De la tradición vinatera de Oter hablan cuatro tinajas de bodega tiradas en batería donde el frontón. Aún se ven algunos viñedos en los términos municipales de la comarca, y en sus cuevas se sigue fabrican­do, cada vez menos, el simpar vinillo de las alcarrias. Morillejo, to­do un símbolo en tal menester, queda encuadrado en esta misma zona por donde hoy tenemos la suerte de andar.
- Allí en Morillejo se hacen el churú y el aguardiente. También aquí hemos sacado bastante aguardiente con los alambiques en otros tiempos. Ahora le enseñaremos nuestras cuevas. Habrá unas treinta aproximada­mente entre todo el pueblo. No están tan bien montadas como las de Trillo, por ejemplo, pero el vino que se hace viene a ser de la misma calidad.
En la cueva del alcalde nos dimos cuenta de que su afirmación ha­bía sido cierta. Un generoso porrón nos entretuvo los últimos minutos de Oter en compañía, además, de Juan Romero, el cartero, y de su her­mano Tomás. Es costumbre en toda la Alcarria invitar a quien uno se cruza por el camino cuando lleva encima las llaves de la cueva. El vino en la bodega, como las naranjas en el árbol y los tomates agoste­ños al pie de la mata, tienen un paladar incomparable que perderán en un cincuenta por ciento cuando les llega la hora de la industrialización, cuando se sacan de su natural medio. Las gentes de Gár­goles, de Trillo, de Henche, de Oter..., lo saben mejor que nadie, y de ahí la afición de los alcarreños, listos como ellos solos, a poner en práctica el privilegio tantas veces como sea preciso, en invierno y en verano, en advientos y en témporas, en martes y en fines de semana, sin distinción.
La cara amarga de la moneda, lo que ensombrece quizás en cada viaje el recuerdo del visitante, es reconocer sin derrotismos que tanta identidad pudiera tener los años contados. Los pueblos y las costum­bres de los pueblos las hacen los hombres, como también son los hom­bres los que hacen la Historia; el paisaje es mero accidente y permanece, los hombres se acaban.

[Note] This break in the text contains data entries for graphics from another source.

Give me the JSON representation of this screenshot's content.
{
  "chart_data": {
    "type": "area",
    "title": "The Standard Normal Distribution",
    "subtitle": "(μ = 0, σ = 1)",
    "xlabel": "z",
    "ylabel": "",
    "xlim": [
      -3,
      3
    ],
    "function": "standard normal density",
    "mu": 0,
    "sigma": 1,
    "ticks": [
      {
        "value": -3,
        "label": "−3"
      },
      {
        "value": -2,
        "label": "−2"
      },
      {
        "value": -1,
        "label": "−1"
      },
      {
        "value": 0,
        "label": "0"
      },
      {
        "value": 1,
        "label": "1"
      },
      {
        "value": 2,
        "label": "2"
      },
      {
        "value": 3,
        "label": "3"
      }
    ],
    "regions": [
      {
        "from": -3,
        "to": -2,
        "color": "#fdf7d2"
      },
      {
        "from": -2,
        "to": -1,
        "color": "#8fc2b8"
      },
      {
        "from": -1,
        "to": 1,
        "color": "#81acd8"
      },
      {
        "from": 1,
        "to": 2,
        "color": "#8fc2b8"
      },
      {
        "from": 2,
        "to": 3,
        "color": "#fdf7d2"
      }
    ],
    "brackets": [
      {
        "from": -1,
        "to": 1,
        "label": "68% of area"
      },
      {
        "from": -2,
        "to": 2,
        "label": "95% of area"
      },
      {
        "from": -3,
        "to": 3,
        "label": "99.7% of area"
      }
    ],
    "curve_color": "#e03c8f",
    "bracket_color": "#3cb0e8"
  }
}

Vamos a esperar, como en los versos de Machado, hacia la luz y hacia la vida, que el milagro de la repoblación se produzca.

(N.A. Mayo, 1986)

1 comentario:

Carlos (10) dijo...

Muchas gracias por recuperar este reportaje!!! Es un muy muy bonito recuerdo de como era este pueblo, mi pueblo, cuando yo era un crio. La de veces que he ido yo al bar de Valentín a ver echar la partida y a que me diera su mujer Lucía las chapas de los botellines para jugar haciendo equipos de futbol..que tiempos.
He de decir que por suerte los habitantes del mismo hemos sabido valorar las muchísimas cosas buenas del pueblo y ahora tenemos un pueblo lleno de de casas nuevas que cuando llega el buen tiempo hace que en él se junten un montón de vecinos que de alguna manera son como una gran familia.